STScI: Hubble Watches Exploding Star Fade into Oblivion
Pictured here is the captivating galaxy NGC 2525. Located nearly 70 million light-years from Earth, this galaxy is part of the constellation of Puppis in the southern hemisphere. Together with the Carina and the Vela constellations, it makes up an image of the Argo from ancient greek mythology. Another kind of monster, a supermassive black hole, lurks at the centre of NGC 2525. Nearly every galaxy contains a supermassive black hole, which can range in mass from hundreds of thousands to billions of times the mass of the Sun. Hubble has captured a series of images of NGC2525 as part of one of its major investigations; measuring the expansion rate of the Universe, which can help answer fundamental questions about our Universe’s very nature. ESA/Hubble has now published a unique time-lapse of this galaxy and it’s fading supernova.
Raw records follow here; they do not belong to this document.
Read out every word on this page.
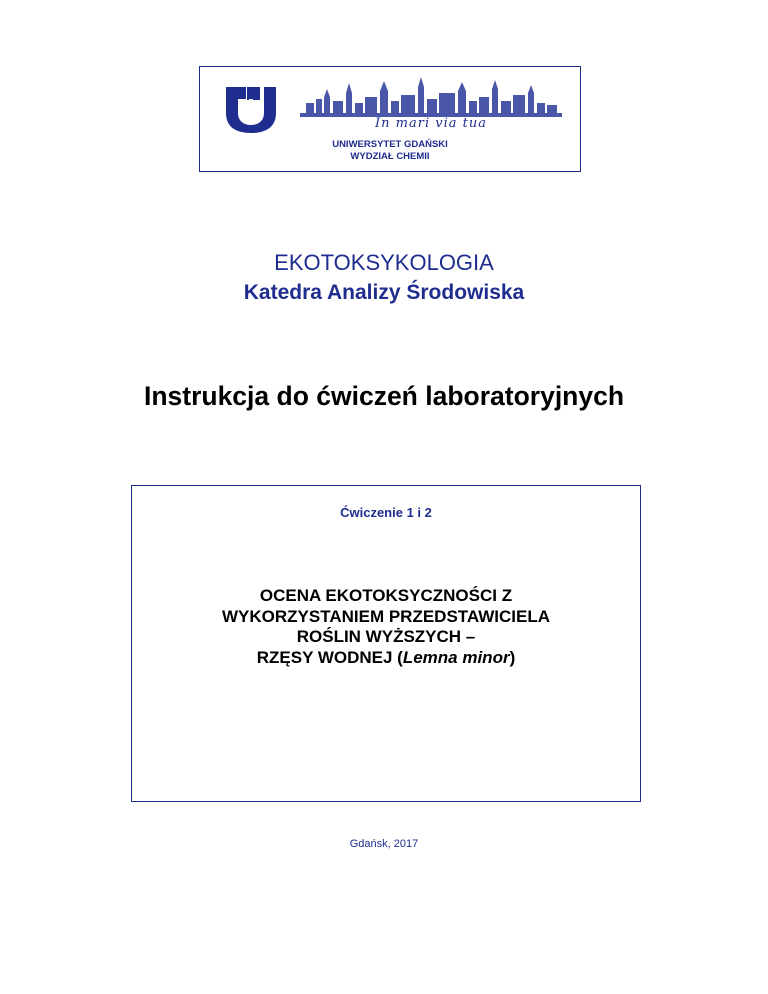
In mari via tua
UNIWERSYTET GDAŃSKI
WYDZIAŁ CHEMII
EKOTOKSYKOLOGIA
Katedra Analizy Środowiska
Instrukcja do ćwiczeń laboratoryjnych
Ćwiczenie 1 i 2
OCENA EKOTOKSYCZNOŚCI Z
WYKORZYSTANIEM PRZEDSTAWICIELA
ROŚLIN WYŻSZYCH –
RZĘSY WODNEJ (Lemna minor)
Gdańsk, 2017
Credits: NASA, ESA, and A. Riess (STScI/JHU) and the SH0ES team
Acknowledgment: M. Zamani (ESA/Hubble)
DISAPPEARING SUPERNOVA IN DISTANT GALAXY CAPTURED IN HUBBLE MOVIE
Now you see it, now you don’t. Though stars explode at the rate of one per second in the vast universe, it’s rare to get a time-lapse movie of one fading into obscurity. This disappearing act, in a galaxy 70 million light-years away, was captured by the Hubble Space Telescope as part of a program to measure the universe’s expansion rate. More than just providing celestial fireworks, supernovae can be used as milepost markers to measure distances to galaxies. This yardstick is needed to calculate how quickly galaxies appear to be flying apart from one another, which in turn provides an age estimate for the universe. The titanic explosion, which briefly outshined the entire host galaxy, originated from a white dwarf accreting material from its companion star. This pileup of gas eventually triggered a runaway thermonuclear explosion, making the dwarf nature’s own atomic bomb. The energy briefly unleashed was equal to the radiance of 5 billion Suns. This time-lapse sequence of snapshots compresses nearly one year’s worth of Hubble observations into a few seconds.